First, I would like to emphasize that this change won’t make a big difference to doc committers since XML is actually a superset of SGML so there will only be minor changes in the markup and the change will rather affect the toolchain and the generated output. Let’s check the characteristics of SGML and XML to better understand what this means.
- Stands for Standard Generalized Markup Language and it is the father of XML. It is really aged and when it was introduced, (1) document sizes did matter and (2) there were no such experience available in the field to rely on. As a consequence, SGML is a real beast and it supports much more features than XML but those features do not matter in today’s usages.
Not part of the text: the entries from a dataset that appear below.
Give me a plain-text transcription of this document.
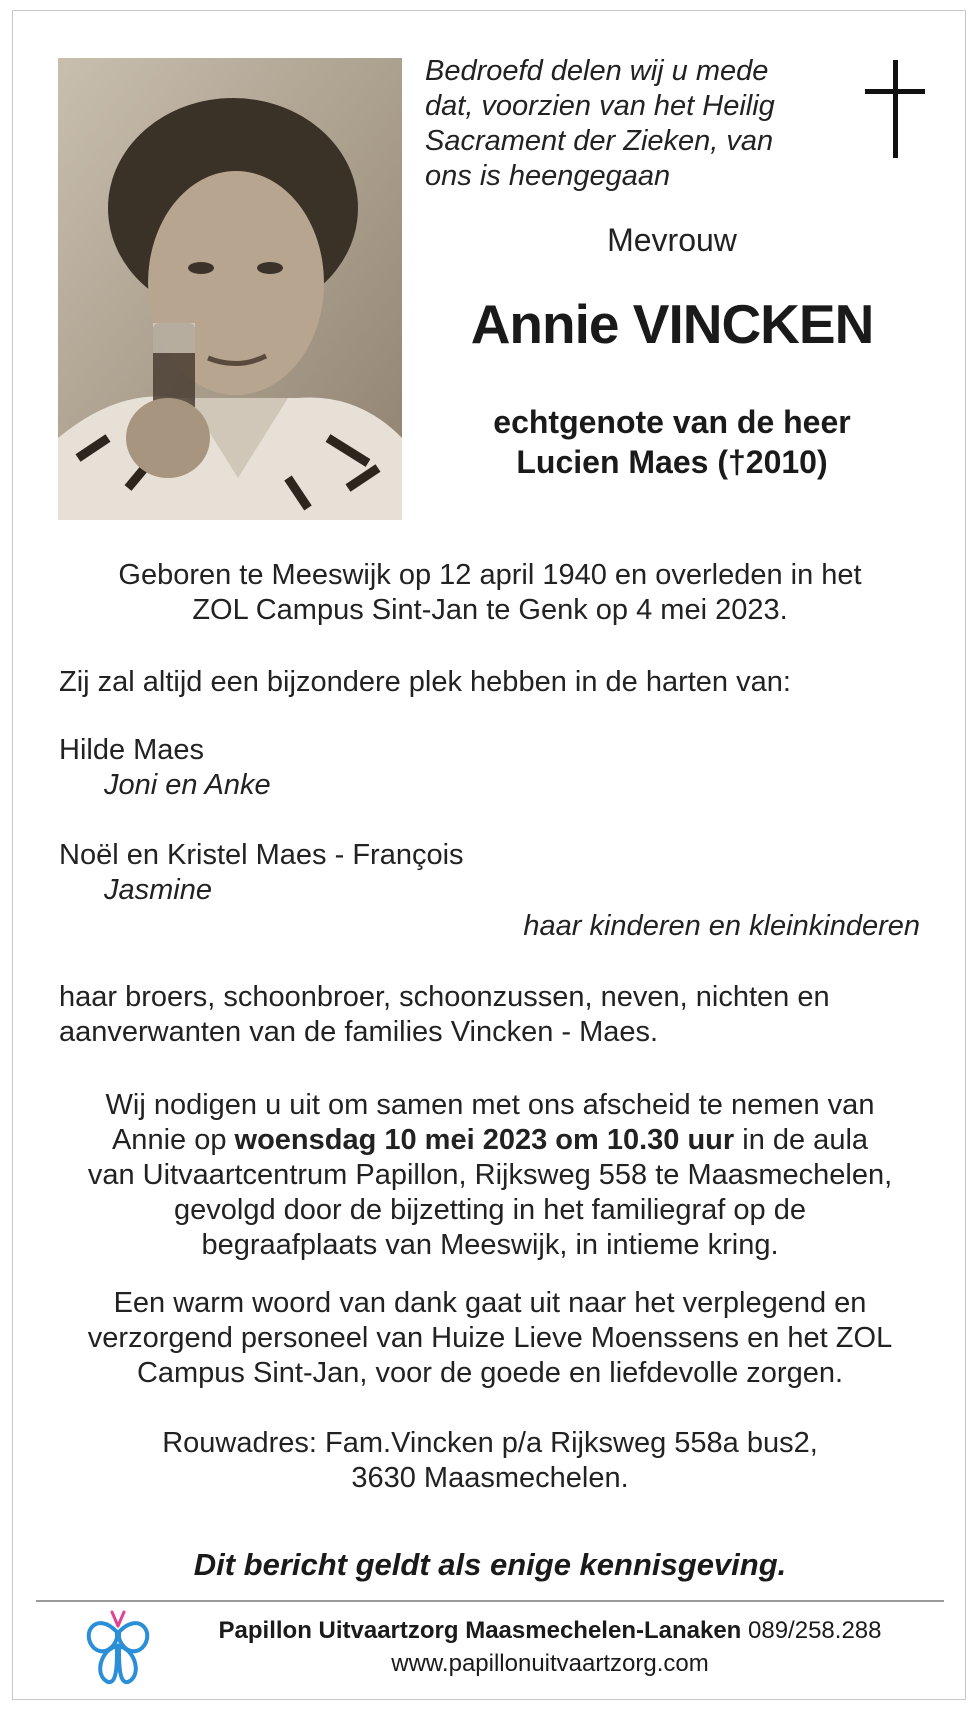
Bedroefd delen wij u mede
dat, voorzien van het Heilig
Sacrament der Zieken, van
ons is heengegaan
Mevrouw
Annie VINCKEN
echtgenote van de heer
Lucien Maes (†2010)
Geboren te Meeswijk op 12 april 1940 en overleden in het
ZOL Campus Sint-Jan te Genk op 4 mei 2023.
Zij zal altijd een bijzondere plek hebben in de harten van:
Hilde Maes
Joni en Anke
Noël en Kristel Maes - François
Jasmine
haar kinderen en kleinkinderen
haar broers, schoonbroer, schoonzussen, neven, nichten en
aanverwanten van de families Vincken - Maes.
Wij nodigen u uit om samen met ons afscheid te nemen van
Annie op woensdag 10 mei 2023 om 10.30 uur in de aula
van Uitvaartcentrum Papillon, Rijksweg 558 te Maasmechelen,
gevolgd door de bijzetting in het familiegraf op de
begraafplaats van Meeswijk, in intieme kring.
Een warm woord van dank gaat uit naar het verplegend en
verzorgend personeel van Huize Lieve Moenssens en het ZOL
Campus Sint-Jan, voor de goede en liefdevolle zorgen.
Rouwadres: Fam.Vincken p/a Rijksweg 558a bus2,
3630 Maasmechelen.
Dit bericht geldt als enige kennisgeving.
Papillon Uitvaartzorg Maasmechelen-Lanaken 089/258.288
www.papillonuitvaartzorg.com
For example, SGML permits starting and ending tags to have a different syntax than that one of the usual <> brackets or allows sometimes that we omit end tags or lets us abbreviate <foo>bar</foo> as <foo>bar</> or even <foo/bar/. Nowadays, these extra bytes are not expensive and mostly the commonly known syntax is used in the doc tree even if we could still abbreviate.
- SGML being so complex with its great many of features, required complex processing software. Because of this complexity, there are few open source choices out there and their development is discontinued.
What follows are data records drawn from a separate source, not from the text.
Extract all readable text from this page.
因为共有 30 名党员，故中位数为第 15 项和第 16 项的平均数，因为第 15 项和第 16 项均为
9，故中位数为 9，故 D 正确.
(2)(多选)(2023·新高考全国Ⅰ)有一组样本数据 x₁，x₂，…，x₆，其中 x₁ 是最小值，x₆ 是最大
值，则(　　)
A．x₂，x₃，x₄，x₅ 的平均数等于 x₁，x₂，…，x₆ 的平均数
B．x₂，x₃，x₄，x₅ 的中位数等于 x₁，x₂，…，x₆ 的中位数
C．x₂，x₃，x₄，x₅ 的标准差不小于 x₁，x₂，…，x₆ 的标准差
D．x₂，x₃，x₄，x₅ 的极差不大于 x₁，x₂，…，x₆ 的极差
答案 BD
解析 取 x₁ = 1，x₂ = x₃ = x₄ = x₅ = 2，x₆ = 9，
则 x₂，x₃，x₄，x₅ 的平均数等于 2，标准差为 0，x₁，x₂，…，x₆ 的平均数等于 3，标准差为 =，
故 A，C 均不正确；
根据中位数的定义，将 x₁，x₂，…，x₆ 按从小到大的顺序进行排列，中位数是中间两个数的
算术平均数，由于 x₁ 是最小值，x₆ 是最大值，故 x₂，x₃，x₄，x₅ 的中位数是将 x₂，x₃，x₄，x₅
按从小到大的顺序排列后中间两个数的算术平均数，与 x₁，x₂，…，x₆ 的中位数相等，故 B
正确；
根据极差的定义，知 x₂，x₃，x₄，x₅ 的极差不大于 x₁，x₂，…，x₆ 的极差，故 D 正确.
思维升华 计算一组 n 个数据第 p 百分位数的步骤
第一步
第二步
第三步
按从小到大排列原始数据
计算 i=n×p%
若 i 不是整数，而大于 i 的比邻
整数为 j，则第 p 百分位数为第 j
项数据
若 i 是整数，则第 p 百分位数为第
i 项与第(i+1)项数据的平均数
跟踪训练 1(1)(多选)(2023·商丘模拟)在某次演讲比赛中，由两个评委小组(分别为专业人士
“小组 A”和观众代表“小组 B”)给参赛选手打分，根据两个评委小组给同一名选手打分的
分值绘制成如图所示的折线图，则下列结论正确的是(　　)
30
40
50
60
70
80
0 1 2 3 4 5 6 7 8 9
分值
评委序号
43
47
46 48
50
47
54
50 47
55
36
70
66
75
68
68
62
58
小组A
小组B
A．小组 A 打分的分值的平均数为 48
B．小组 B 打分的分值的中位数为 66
- The DocBook schema that we use was earlier developed for SGML but it is discontinued and newer versions use XML technologies.
- Rendering SGML documents is done with the DSSSL standard that is also very old and complex. The open source choices are also limited here, namely Jade and its fork OpenJade. DocBook provided its DSSSL stylesheets but not surprisingly, they are also discontinued.
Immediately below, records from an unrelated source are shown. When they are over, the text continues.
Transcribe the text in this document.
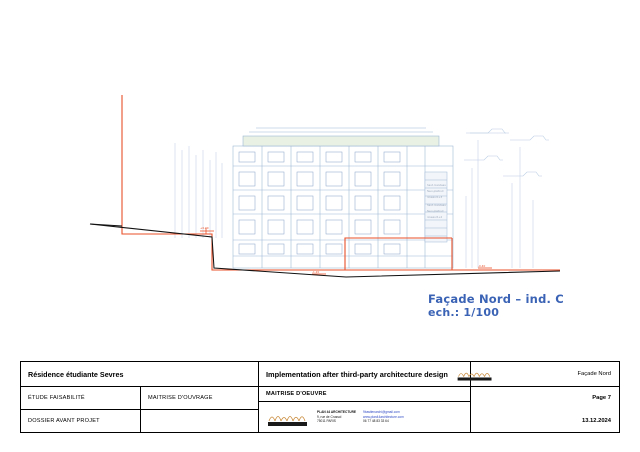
haut. bandeau
faux-plafond
niveau R+3
haut. bandeau
faux-plafond
niveau R+2
+0.00
-1.20
-0.40
Façade Nord – ind. C
ech.: 1/100
Résidence étudiante Sevres
ÉTUDE FAISABILITÉ	MAITRISE D'OUVRAGE
DOSSIER AVANT PROJET
Implementation after third-party architecture design
MAITRISE D'OEUVRE
PLAN 44 ARCHITECTURE
9, rue de Crussol
75011 PARIS
9bastienarchi@gmail.com
www.plan44architecture.com
06 77 48 83 33 64
Façade Nord
Page 7
13.12.2024
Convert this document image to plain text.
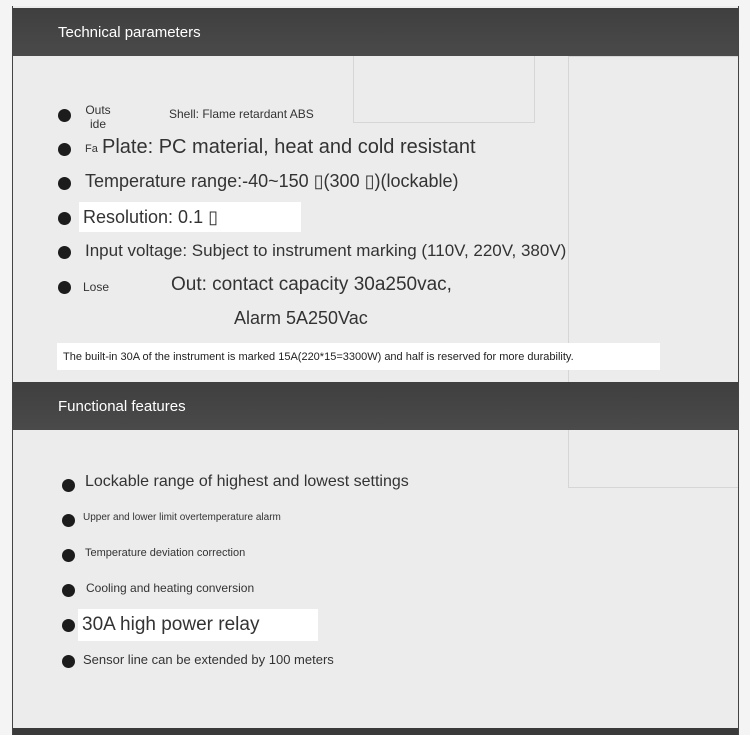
Technical parameters
Outs ide
Shell: Flame retardant ABS
Fa Plate: PC material, heat and cold resistant
Temperature range:-40~150 ▯(300 ▯)(lockable)
Resolution: 0.1 ▯
Input voltage: Subject to instrument marking (110V, 220V, 380V)
Lose	Out: contact capacity 30a250vac,
Alarm 5A250Vac
The built-in 30A of the instrument is marked 15A(220*15=3300W) and half is reserved for more durability.
Functional features
Lockable range of highest and lowest settings
Upper and lower limit overtemperature alarm
Temperature deviation correction
Cooling and heating conversion
30A high power relay
Sensor line can be extended by 100 meters
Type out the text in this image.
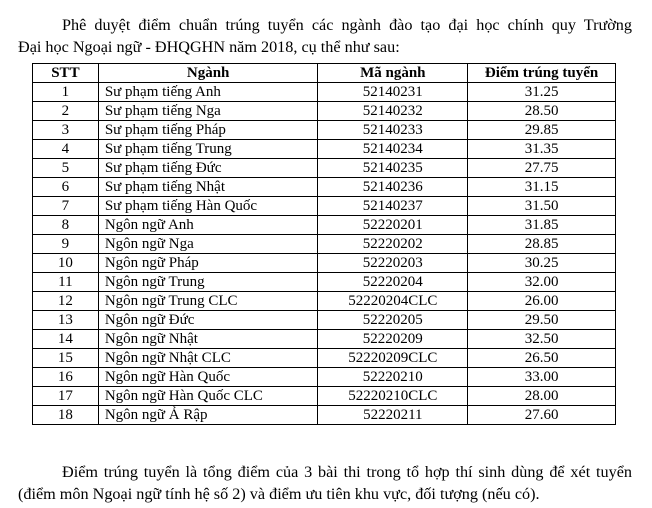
Phê duyệt điểm chuẩn trúng tuyển các ngành đào tạo đại học chính quy Trường

Đại học Ngoại ngữ - ĐHQGHN năm 2018, cụ thể như sau:

STT	Ngành	Mã ngành	Điểm trúng tuyển
1	Sư phạm tiếng Anh	52140231	31.25
2	Sư phạm tiếng Nga	52140232	28.50
3	Sư phạm tiếng Pháp	52140233	29.85
4	Sư phạm tiếng Trung	52140234	31.35
5	Sư phạm tiếng Đức	52140235	27.75
6	Sư phạm tiếng Nhật	52140236	31.15
7	Sư phạm tiếng Hàn Quốc	52140237	31.50
8	Ngôn ngữ Anh	52220201	31.85
9	Ngôn ngữ Nga	52220202	28.85
10	Ngôn ngữ Pháp	52220203	30.25
11	Ngôn ngữ Trung	52220204	32.00
12	Ngôn ngữ Trung CLC	52220204CLC	26.00
13	Ngôn ngữ Đức	52220205	29.50
14	Ngôn ngữ Nhật	52220209	32.50
15	Ngôn ngữ Nhật CLC	52220209CLC	26.50
16	Ngôn ngữ Hàn Quốc	52220210	33.00
17	Ngôn ngữ Hàn Quốc CLC	52220210CLC	28.00
18	Ngôn ngữ Ả Rập	52220211	27.60

Điểm trúng tuyển là tổng điểm của 3 bài thi trong tổ hợp thí sinh dùng để xét tuyển (điểm môn Ngoại ngữ tính hệ số 2) và điểm ưu tiên khu vực, đối tượng (nếu có).
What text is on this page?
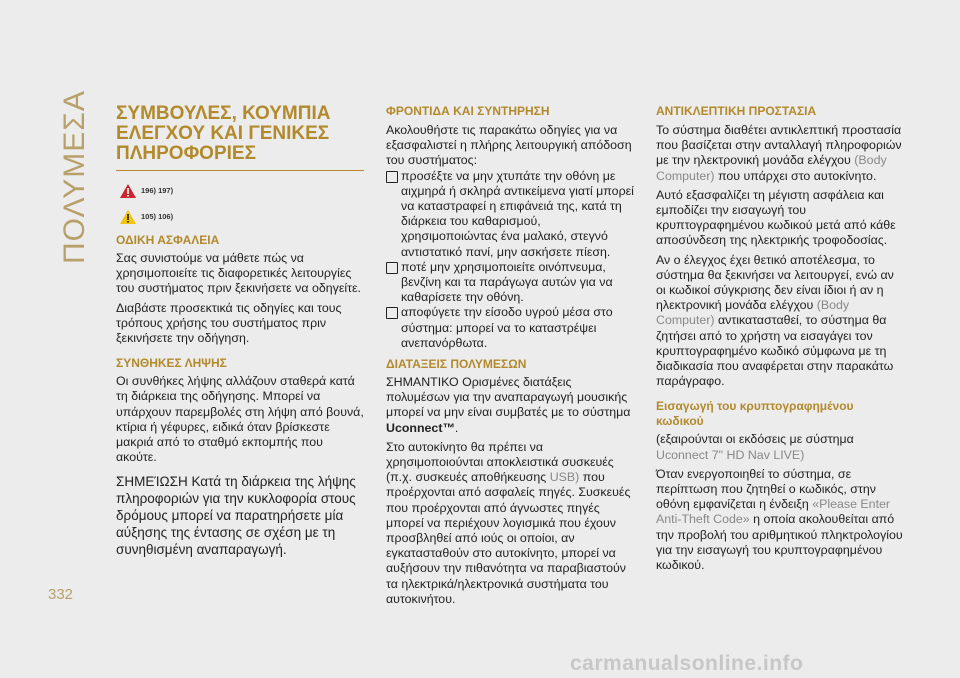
ΠΟΛΥΜΕΣΑ ΣΥΜΒΟΥΛΕΣ, ΚΟΥΜΠΙΑ
ΕΛΕΓΧΟΥ ΚΑΙ ΓΕΝΙΚΕΣ
ΠΛΗΡΟΦΟΡΙΕΣ
196) 197)
105) 106)
ΟΔΙΚΗ ΑΣΦΑΛΕΙΑ

Σας συνιστούμε να μάθετε πώς να χρησιμοποιείτε τις διαφορετικές λειτουργίες του συστήματος πριν ξεκινήσετε να οδηγείτε.

Διαβάστε προσεκτικά τις οδηγίες και τους τρόπους χρήσης του συστήματος πριν ξεκινήσετε την οδήγηση.

ΣΥΝΘΗΚΕΣ ΛΗΨΗΣ

Οι συνθήκες λήψης αλλάζουν σταθερά κατά τη διάρκεια της οδήγησης. Μπορεί να υπάρχουν παρεμβολές στη λήψη από βουνά, κτίρια ή γέφυρες, ειδικά όταν βρίσκεστε μακριά από το σταθμό εκπομπής που ακούτε.

ΣΗΜΕΊΩΣΗ Κατά τη διάρκεια της λήψης πληροφοριών για την κυκλοφορία στους δρόμους μπορεί να παρατηρήσετε μία αύξησης της έντασης σε σχέση με τη συνηθισμένη αναπαραγωγή.

ΦΡΟΝΤΙΔΑ ΚΑΙ ΣΥΝΤΗΡΗΣΗ

Ακολουθήστε τις παρακάτω οδηγίες για να εξασφαλιστεί η πλήρης λειτουργική απόδοση του συστήματος:

προσέξτε να μην χτυπάτε την οθόνη με αιχμηρά ή σκληρά αντικείμενα γιατί μπορεί να καταστραφεί η επιφάνειά της, κατά τη διάρκεια του καθαρισμού, χρησιμοποιώντας ένα μαλακό, στεγνό αντιστατικό πανί, μην ασκήσετε πίεση.
ποτέ μην χρησιμοποιείτε οινόπνευμα, βενζίνη και τα παράγωγα αυτών για να καθαρίσετε την οθόνη.
αποφύγετε την είσοδο υγρού μέσα στο σύστημα: μπορεί να το καταστρέψει ανεπανόρθωτα.
ΔΙΑΤΑΞΕΙΣ ΠΟΛΥΜΕΣΩΝ

ΣΗΜΑΝΤΙΚΟ Ορισμένες διατάξεις πολυμέσων για την αναπαραγωγή μουσικής μπορεί να μην είναι συμβατές με το σύστημα Uconnect™.

Στο αυτοκίνητο θα πρέπει να χρησιμοποιούνται αποκλειστικά συσκευές (π.χ. συσκευές αποθήκευσης USB) που προέρχονται από ασφαλείς πηγές. Συσκευές που προέρχονται από άγνωστες πηγές μπορεί να περιέχουν λογισμικά που έχουν προσβληθεί από ιούς οι οποίοι, αν εγκατασταθούν στο αυτοκίνητο, μπορεί να αυξήσουν την πιθανότητα να παραβιαστούν τα ηλεκτρικά/ηλεκτρονικά συστήματα του αυτοκινήτου.

ΑΝΤΙΚΛΕΠΤΙΚΗ ΠΡΟΣΤΑΣΙΑ

Το σύστημα διαθέτει αντικλεπτική προστασία που βασίζεται στην ανταλλαγή πληροφοριών με την ηλεκτρονική μονάδα ελέγχου (Body Computer) που υπάρχει στο αυτοκίνητο.

Αυτό εξασφαλίζει τη μέγιστη ασφάλεια και εμποδίζει την εισαγωγή του κρυπτογραφημένου κωδικού μετά από κάθε αποσύνδεση της ηλεκτρικής τροφοδοσίας.

Αν ο έλεγχος έχει θετικό αποτέλεσμα, το σύστημα θα ξεκινήσει να λειτουργεί, ενώ αν οι κωδικοί σύγκρισης δεν είναι ίδιοι ή αν η ηλεκτρονική μονάδα ελέγχου (Body Computer) αντικατασταθεί, το σύστημα θα ζητήσει από το χρήστη να εισαγάγει τον κρυπτογραφημένο κωδικό σύμφωνα με τη διαδικασία που αναφέρεται στην παρακάτω παράγραφο.

Εισαγωγή του κρυπτογραφημένου
κωδικού

(εξαιρούνται οι εκδόσεις με σύστημα Uconnect 7" HD Nav LIVE)

Όταν ενεργοποιηθεί το σύστημα, σε περίπτωση που ζητηθεί ο κωδικός, στην οθόνη εμφανίζεται η ένδειξη «Please Enter Anti-Theft Code» η οποία ακολουθείται από την προβολή του αριθμητικού πληκτρολογίου για την εισαγωγή του κρυπτογραφημένου κωδικού.

332
carmanualsonline.info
- As a result of using these old software with old stylesheets, we have several unresolved rendering issues in the documentation. Sometimes parts are missing in the RTF version or lines are running out of the page in PDF. Such PRs have been sitting for a long time in GNATS.
- Stands for eXtensible Markup Language and was created to simplify SGML so that its processing can also be simplified. It has more strict requirements on the document to keep this simplicity. However, it is still perfectly valid SGML.
- There are various XML parsers out there in several programming languages, which gives us more choices. These pieces of software are still being developed and XML is still widely used.
- Recent versions of DocBook are based on XML and there are different schema standards that can be used for validation.
- Transforming XML documents to plain text, HTML or another XML documents can practically done with the XSLT standard. As opposed to DSSSL, it is widely supported standard with various XSLT processors out there. However, XSLT is more limited to DSSSL because actually it is a transformation language not a rendering standard.
- DocBook has excellent XSLT stylesheets that are developed together with the schema and support more output formats than currently available. For example, they support the popular EPUB format or there is a beta support for HTML5.
- Because of XSLT being a transformation language, it cannot produce e.g. PDF or RTF output. It has to be done with another standard: XSL-FO. It is an XML-based typesetting language that can be rendered in various formats, depending on the capabilities of the chosen XSL-FO processor. First, the XSL-FO document is generated from the source document with an XSLT stylesheet and then it is further processed by an XSL-FO processor. Unfortunately, there are only 2 processor choices out there: xmlroff and Apache FOP. Apache FOP generates excellent quality output but it is Java-based, while xmlroff is written in C but it is lacking quite some features. This problem still needs to be solved or at last resort we can keep using the DSSSL stylesheets with (Open)Jade until a better solution urges. But even if we don’t build Apache FOP PDFs officially, it would be nice to have the opportunity to generate it since they are much better looking and better readable than the current solution.
- XML has many related standards, like XLink, which is already used in DocBook 5.0 to support advanced linking. The rest are not planned to be used for any feature yet but there many possible open opportunities.
I hope I haven’t left anything important out. Comments and questions are welcome.